Он нарочно опрокинул велосипед, чтобы доказать мне вздорность подобных рассуждений.
Так был впервые на моих глазах наглядно решен коренной вопрос философии.
Потом мы стали близкими друзьями, и я перестал затевать с ним теоретические споры. Однажды он повел меня знакомить со своими братьями. Я думал, что мы идем к нему домой, но он привел меня на маслобойный завод, за базаром. Все предприятие помешалось в старом сарае, над крышей которого торчала небольшая железная труба.
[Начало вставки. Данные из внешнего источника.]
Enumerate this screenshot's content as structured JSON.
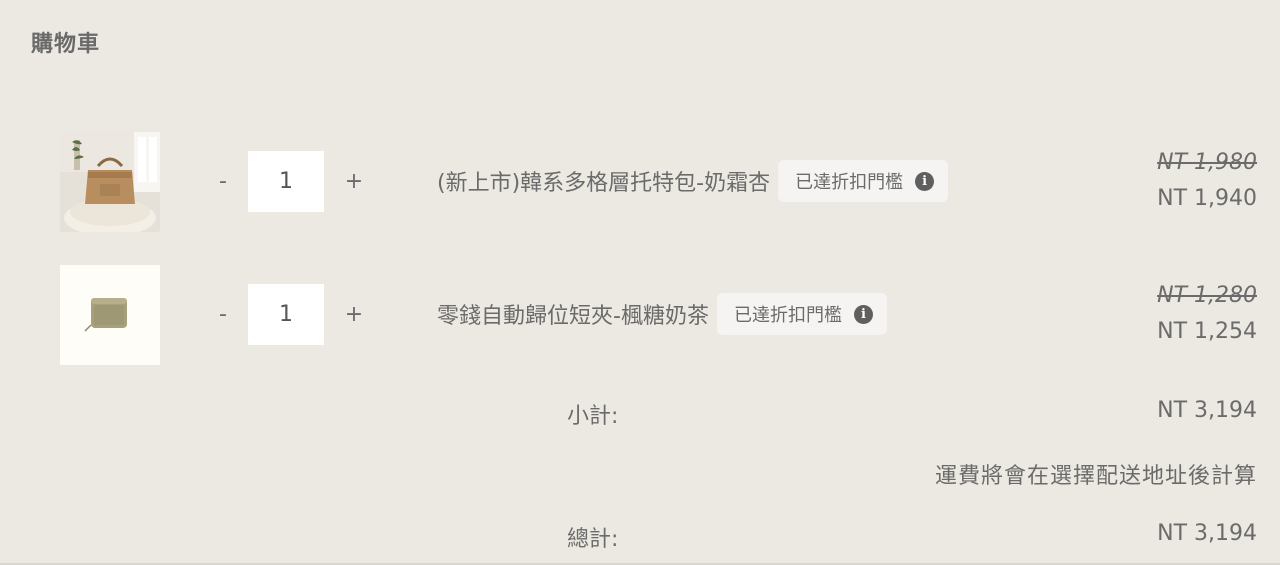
{
  "page": {
    "title": "購物車"
  },
  "cart": {
    "items": [
      {
        "image_icon": "tote-bag-photo",
        "quantity": "1",
        "minus_label": "-",
        "plus_label": "+",
        "name": "(新上市)韓系多格層托特包-奶霜杏",
        "badge": "已達折扣門檻",
        "original_price": "NT 1,980",
        "final_price": "NT 1,940"
      },
      {
        "image_icon": "wallet-photo",
        "quantity": "1",
        "minus_label": "-",
        "plus_label": "+",
        "name": "零錢自動歸位短夾-楓糖奶茶",
        "badge": "已達折扣門檻",
        "original_price": "NT 1,280",
        "final_price": "NT 1,254"
      }
    ]
  },
  "summary": {
    "subtotal_label": "小計:",
    "subtotal_value": "NT 3,194",
    "shipping_note": "運費將會在選擇配送地址後計算",
    "total_label": "總計:",
    "total_value": "NT 3,194"
  },
  "icons": {
    "info": "info-icon"
  }
}
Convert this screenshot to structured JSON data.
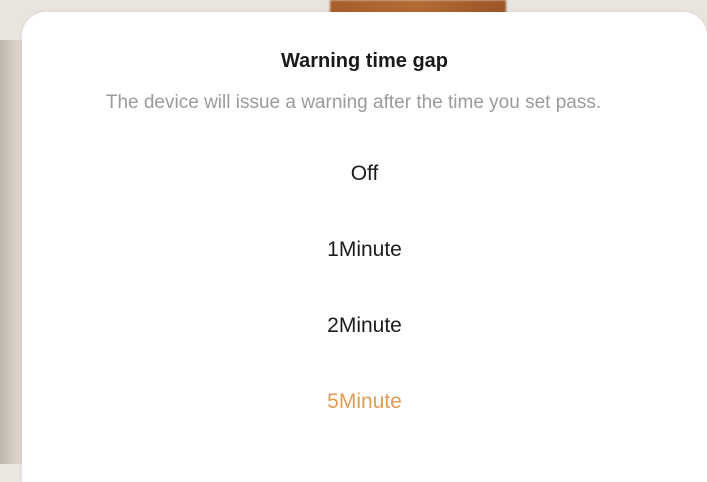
{
  "dialog": {
    "title": "Warning time gap",
    "subtitle": "The device will issue a warning after the time you set pass.",
    "options": [
      {
        "label": "Off",
        "selected": false
      },
      {
        "label": "1Minute",
        "selected": false
      },
      {
        "label": "2Minute",
        "selected": false
      },
      {
        "label": "5Minute",
        "selected": true
      }
    ],
    "selected_value": "5Minute"
  },
  "colors": {
    "accent": "#e19d57",
    "text_primary": "#1c1c1c",
    "text_secondary": "#9b9b9b",
    "sheet_background": "#ffffff"
  }
}
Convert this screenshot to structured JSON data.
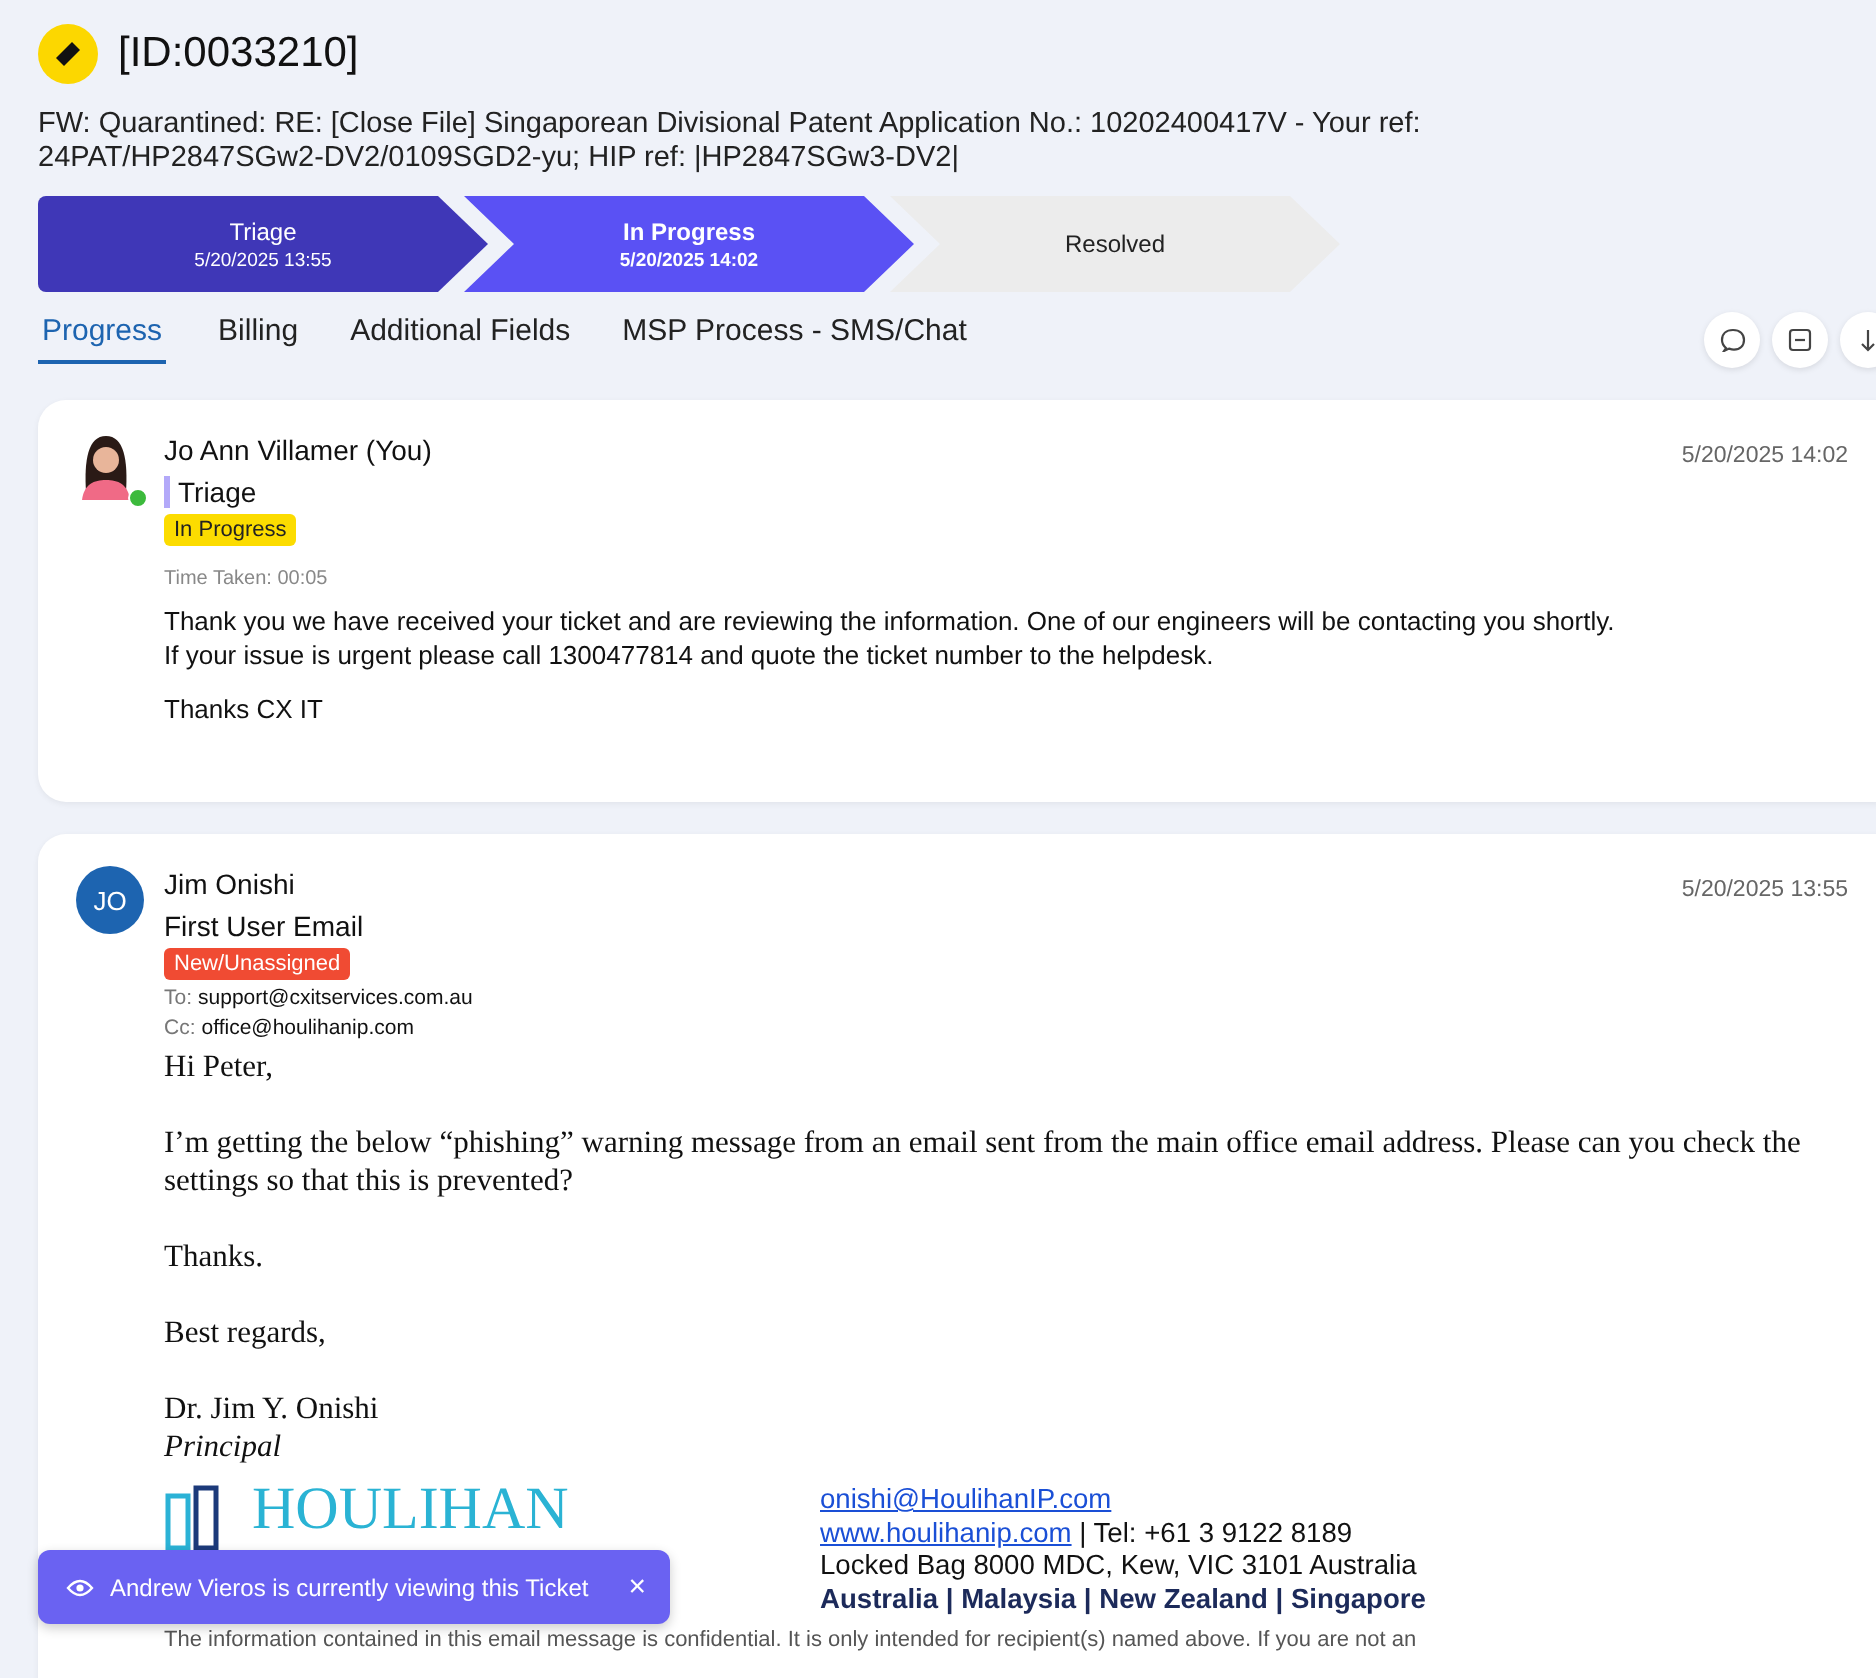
{
  "ticket": {
    "id": "[ID:0033210]",
    "subject": "FW: Quarantined: RE: [Close File] Singaporean Divisional Patent Application No.: 10202400417V - Your ref: 24PAT/HP2847SGw2-DV2/0109SGD2-yu; HIP ref: |HP2847SGw3-DV2|"
  },
  "stages": [
    {
      "label": "Triage",
      "date": "5/20/2025 13:55",
      "done": true,
      "current": false
    },
    {
      "label": "In Progress",
      "date": "5/20/2025 14:02",
      "done": false,
      "current": true
    },
    {
      "label": "Resolved",
      "done": false,
      "current": false
    }
  ],
  "tabs": [
    {
      "label": "Progress",
      "selected": true
    },
    {
      "label": "Billing",
      "selected": false
    },
    {
      "label": "Additional Fields",
      "selected": false
    },
    {
      "label": "MSP Process - SMS/Chat",
      "selected": false
    }
  ],
  "messages": [
    {
      "kind": "note",
      "author": "Jo Ann Villamer (You)",
      "avatar": {
        "kind": "picture"
      },
      "online": true,
      "stage": "Triage",
      "status": "In Progress",
      "color": "#fcdc00",
      "time_taken": "Time Taken: 00:05",
      "date": "5/20/2025 14:02",
      "body": [
        "Thank you we have received your ticket and are reviewing the information. One of our engineers will be contacting you shortly.\nIf your issue is urgent please call 1300477814 and quote the ticket number to the helpdesk.",
        "Thanks CX IT"
      ]
    },
    {
      "kind": "email",
      "author": "Jim Onishi",
      "avatar": {
        "kind": "initials",
        "initials": "JO"
      },
      "online": false,
      "stage": "First User Email",
      "status": "New/Unassigned",
      "color": "#f04b33",
      "date": "5/20/2025 13:55",
      "to_label": "To:",
      "to": "support@cxitservices.com.au",
      "cc_label": "Cc:",
      "cc": "office@houlihanip.com",
      "body": [
        "Hi Peter,",
        "I’m getting the below “phishing” warning message from an email sent from the main office email address. Please can you check the settings so that this is prevented?",
        "Thanks.",
        "Best regards,"
      ],
      "signature": {
        "name": "Dr. Jim Y. Onishi",
        "title": "Principal",
        "logo": "HOULIHAN",
        "email": "onishi@HoulihanIP.com",
        "website": "www.houlihanip.com",
        "phone": " | Tel: +61 3 9122 8189",
        "address": "Locked Bag 8000 MDC, Kew, VIC 3101 Australia",
        "regions": "Australia | Malaysia | New Zealand | Singapore",
        "disclaimer": "The information contained in this email message is confidential. It is only intended for recipient(s) named above. If you are not an"
      }
    }
  ],
  "toast": {
    "text": "Andrew Vieros is currently viewing this Ticket",
    "close": "×"
  }
}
У ворот стояли крестьянские телеги, груженные макухой, а по двору ходил человек в замасленной спецовке, худой, с длинной детской шеей, перепачканной мазутом. Это оказался старший брат Сили – Яков. Вскоре появились еще два брата; один в очках, высокий, молчаливый, непроницаемый, с по-цыгански черными волосами и серо-пепельными губами, другой – совсем еще мальчик, такой же угловатый, как Силя, в измазанной мазутом рваной косоворотке. Все четыре брата были необыкновенно худы и сухи, у всех оливково-зеленые лица и синие глаза. Старший работал на маслобойне механиком, второй, в очках, – бухгалтером; Силя и самый младший в свободное от школы время что-то мастерили в сумрачном сарае, где пыхтел и покашливал старенький мотор, шуршали латаные ремни передач, тужился и кряхтел допотопный маслобойный пресс. И все четверо потихоньку агитировали приезжавших сюда крестьян, выискивали среди них сочувствующих и нередко переправляли в села вместе с партией свежих жмыхов пачку недавно отпечатанных подпольных листовок.
Но все это я узнал позднее, когда повадился ходить сюда почти каждый день.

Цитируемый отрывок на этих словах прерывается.